文字組まめ知識…級数計算Part1

  • 2013.02.23 Saturday
  • 14:17

 前々回,級数について書いた時に,級数は計算がしやすくてとっても便利だと書きました。

組版っていうお仕事にとっては,級数計算がしやすいということは本当にありがたいことです。

 

計算がしやすいと何故便利なのか?

組版用のアプリケーションというのは,ワープロソフトのように,新規書類を作れば文字を入力できる,ってものではなく,文字ボックス(テキストフレーム)と呼ばれる,文字を入力するための枠が必要です。

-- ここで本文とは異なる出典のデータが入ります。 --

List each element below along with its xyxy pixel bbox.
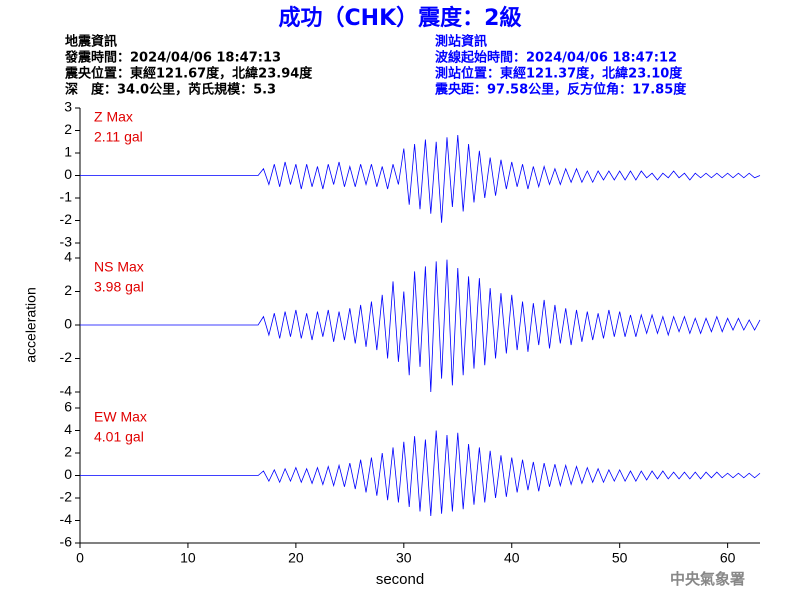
x-tick-label: 30 xyxy=(396,550,412,566)
y-tick-label: 1 xyxy=(64,144,72,160)
footer: 中央氣象署 xyxy=(670,570,745,588)
max-label: Z Max xyxy=(94,109,133,125)
y-tick-label: -3 xyxy=(60,234,73,250)
y-tick-label: -6 xyxy=(60,534,73,550)
max-label: EW Max xyxy=(94,409,147,425)
max-value: 3.98 gal xyxy=(94,279,144,295)
y-tick-label: -2 xyxy=(60,489,73,505)
waveform xyxy=(80,134,761,223)
y-tick-label: -2 xyxy=(60,349,73,365)
x-tick-label: 10 xyxy=(180,550,196,566)
y-tick-label: 0 xyxy=(64,316,72,332)
info-line: 發震時間：2024/04/06 18:47:13 xyxy=(64,50,281,66)
info-line: 震央位置：東經121.67度，北緯23.94度 xyxy=(64,66,313,82)
info-line: 深 度：34.0公里，芮氏規模：5.3 xyxy=(65,82,276,98)
y-tick-label: -1 xyxy=(60,189,73,205)
x-tick-label: 0 xyxy=(76,550,84,566)
y-tick-label: 0 xyxy=(64,466,72,482)
info-line: 震央距：97.58公里，反方位角：17.85度 xyxy=(434,82,687,98)
y-axis-label: acceleration xyxy=(23,287,39,363)
y-tick-label: 2 xyxy=(64,444,72,460)
waveform xyxy=(80,259,761,393)
info-line: 測站位置：東經121.37度，北緯23.10度 xyxy=(435,66,683,82)
y-tick-label: -4 xyxy=(60,511,73,527)
y-tick-label: -4 xyxy=(60,383,73,399)
info-line: 地震資訊 xyxy=(65,34,117,50)
y-tick-label: 3 xyxy=(64,99,72,115)
y-tick-label: 4 xyxy=(64,249,72,265)
y-tick-label: 6 xyxy=(64,399,72,415)
y-tick-label: 4 xyxy=(64,421,72,437)
info-line: 波線起始時間：2024/04/06 18:47:12 xyxy=(435,50,677,66)
x-tick-label: 50 xyxy=(612,550,628,566)
y-tick-label: 0 xyxy=(64,166,72,182)
max-value: 2.11 gal xyxy=(94,129,143,145)
max-label: NS Max xyxy=(94,259,144,275)
max-value: 4.01 gal xyxy=(94,429,144,445)
y-tick-label: 2 xyxy=(64,121,72,137)
y-tick-label: 2 xyxy=(64,282,72,298)
x-tick-label: 40 xyxy=(504,550,520,566)
y-tick-label: -2 xyxy=(60,211,73,227)
x-tick-label: 20 xyxy=(288,550,304,566)
x-axis-label: second xyxy=(376,571,424,588)
waveform xyxy=(80,430,761,517)
info-line: 測站資訊 xyxy=(435,34,487,50)
title: 成功（CHK）震度：2級 xyxy=(279,5,522,31)
x-tick-label: 60 xyxy=(720,550,736,566)
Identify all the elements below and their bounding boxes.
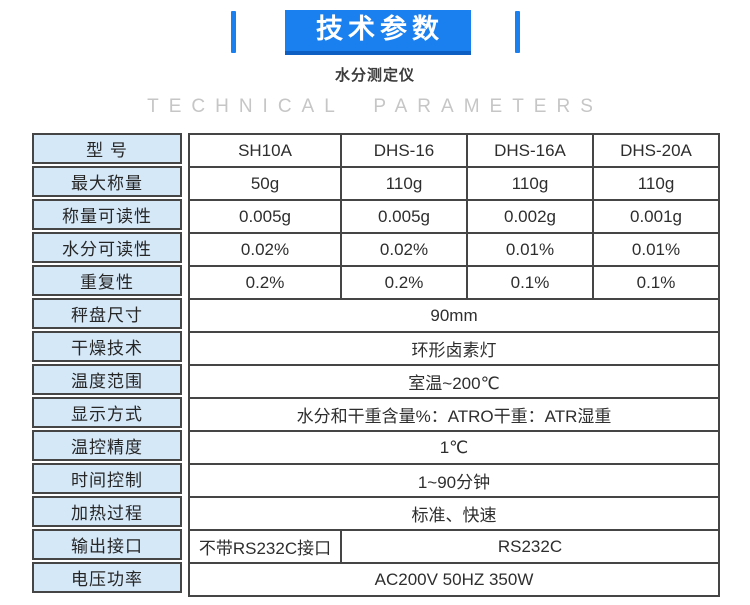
table-cell: 0.2% [188,265,342,300]
table-row: 1℃ [188,430,720,465]
row-label: 干燥技术 [32,331,182,362]
right-accent-bar-icon [514,11,520,53]
table-row: 50g 110g 110g 110g [188,166,720,201]
table-cell: RS232C [340,529,720,564]
header: 技术参数 水分测定仪 TECHNICAL PARAMETERS [0,10,750,118]
table-row: 水分和干重含量%：ATRO干重：ATR湿重 [188,397,720,432]
table-cell: 0.005g [340,199,468,234]
row-label: 电压功率 [32,562,182,593]
table-cell: AC200V 50HZ 350W [188,562,720,597]
table-cell: 0.1% [592,265,720,300]
table-row: 0.02% 0.02% 0.01% 0.01% [188,232,720,267]
row-label: 温控精度 [32,430,182,461]
table-row: 0.2% 0.2% 0.1% 0.1% [188,265,720,300]
table-cell: 室温~200℃ [188,364,720,399]
table-cell: 1~90分钟 [188,463,720,498]
row-label: 型 号 [32,133,182,164]
table-cell: 50g [188,166,342,201]
table-cell: SH10A [188,133,342,168]
table-row: 90mm [188,298,720,333]
table-cell: 水分和干重含量%：ATRO干重：ATR湿重 [188,397,720,432]
row-label: 重复性 [32,265,182,296]
table-cell: 0.02% [188,232,342,267]
table-row: 0.005g 0.005g 0.002g 0.001g [188,199,720,234]
row-label: 输出接口 [32,529,182,560]
row-label: 温度范围 [32,364,182,395]
table-cell: DHS-20A [592,133,720,168]
table-row: 室温~200℃ [188,364,720,399]
table-cell: 0.005g [188,199,342,234]
table-cell: 不带RS232C接口 [188,529,342,564]
left-accent-bar-icon [230,11,236,53]
table-row: AC200V 50HZ 350W [188,562,720,597]
row-label: 加热过程 [32,496,182,527]
table-cell: 0.01% [592,232,720,267]
page-title: 技术参数 [316,13,444,44]
table-cell: 110g [340,166,468,201]
table-cell: 110g [592,166,720,201]
spec-table-region: 型 号最大称量 称量可读性 水分可读性 重复性 秤盘尺寸 干燥技术 温度范围 显示方式 温控精度… [32,133,720,597]
row-label: 水分可读性 [32,232,182,263]
banner-row: 技术参数 [0,10,750,55]
title-banner: 技术参数 [284,10,471,55]
product-subtitle: 水分测定仪 [334,67,415,84]
table-cell: 0.01% [466,232,594,267]
table-cell: 0.1% [466,265,594,300]
table-row: 标准、快速 [188,496,720,531]
table-cell: 标准、快速 [188,496,720,531]
table-row: SH10A DHS-16 DHS-16A DHS-20A [188,133,720,168]
spec-label-column: 型 号最大称量 称量可读性 水分可读性 重复性 秤盘尺寸 干燥技术 温度范围 显示方式 温控精度… [32,133,182,593]
table-cell: 环形卤素灯 [188,331,720,366]
table-row: 环形卤素灯 [188,331,720,366]
row-label: 最大称量 [32,166,182,197]
table-cell: 0.2% [340,265,468,300]
table-cell: DHS-16A [466,133,594,168]
table-cell: 90mm [188,298,720,333]
row-label: 秤盘尺寸 [32,298,182,329]
row-label: 时间控制 [32,463,182,494]
english-title: TECHNICAL PARAMETERS [147,96,603,117]
spec-data-table: SH10A DHS-16 DHS-16A DHS-20A 50g 110g 110g 110g… [188,133,720,597]
table-row: 不带RS232C接口 RS232C [188,529,720,564]
table-cell: 0.02% [340,232,468,267]
table-row: 1~90分钟 [188,463,720,498]
table-cell: DHS-16 [340,133,468,168]
table-cell: 0.002g [466,199,594,234]
row-label: 称量可读性 [32,199,182,230]
row-label: 显示方式 [32,397,182,428]
table-cell: 110g [466,166,594,201]
table-cell: 1℃ [188,430,720,465]
table-cell: 0.001g [592,199,720,234]
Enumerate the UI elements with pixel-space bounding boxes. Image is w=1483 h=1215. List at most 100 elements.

例えば,20級の文字を10文字1行入力するには,5mm×10=50ミリのボックスを作成しなければいけません。

 

08_01

 

それ以下の大きさだと,当然文字は入り切らないし。

 

08_02

 

かといって,適当に大きくして入力していくと,書類上に,むやみやたらに文字ボックスが重なって,収拾がつかなくなります。

 

08_03

 

お仕事ですから!

きちんとした数値で,文字ボックスを作成するためには,ちゃんと級数計算ができた方が良いです。

万が一,ミリで指定されている印刷物の文字をポイント組もうと思ったら,ポイントをインチに変換し,さらにミリに計算し直すっていう,めんどくさいことになりますし,その計算によって出た端数をどう処理するかっていう問題も発生します。

(もちろん,ページ全体をポイント計算で作成するお仕事なら問題はありませんが…)

だから,文字の単位が級数であるってのは,とってもありがたいことなのです。

 

横書きでは左から右へ,縦書きでは上から下への文字の,頭から頭までを字送りと言います。

 

08_04

 

字送りが級数どおりの数値(文字と文字を詰めたり,間を空けたりしない)の場合(ベタ送りと言う),その1行分の文字ボックスの大きさは,文字数×級数で計算します。

これが,級数計算の基本です。

 

では,次に,2行以上の文字ボックスの計算方法を書いてみましょう!

 

って思ったんですが…

とっても長くなるので,次回のテーマ,ということで…

 

「you-and-ku」でした。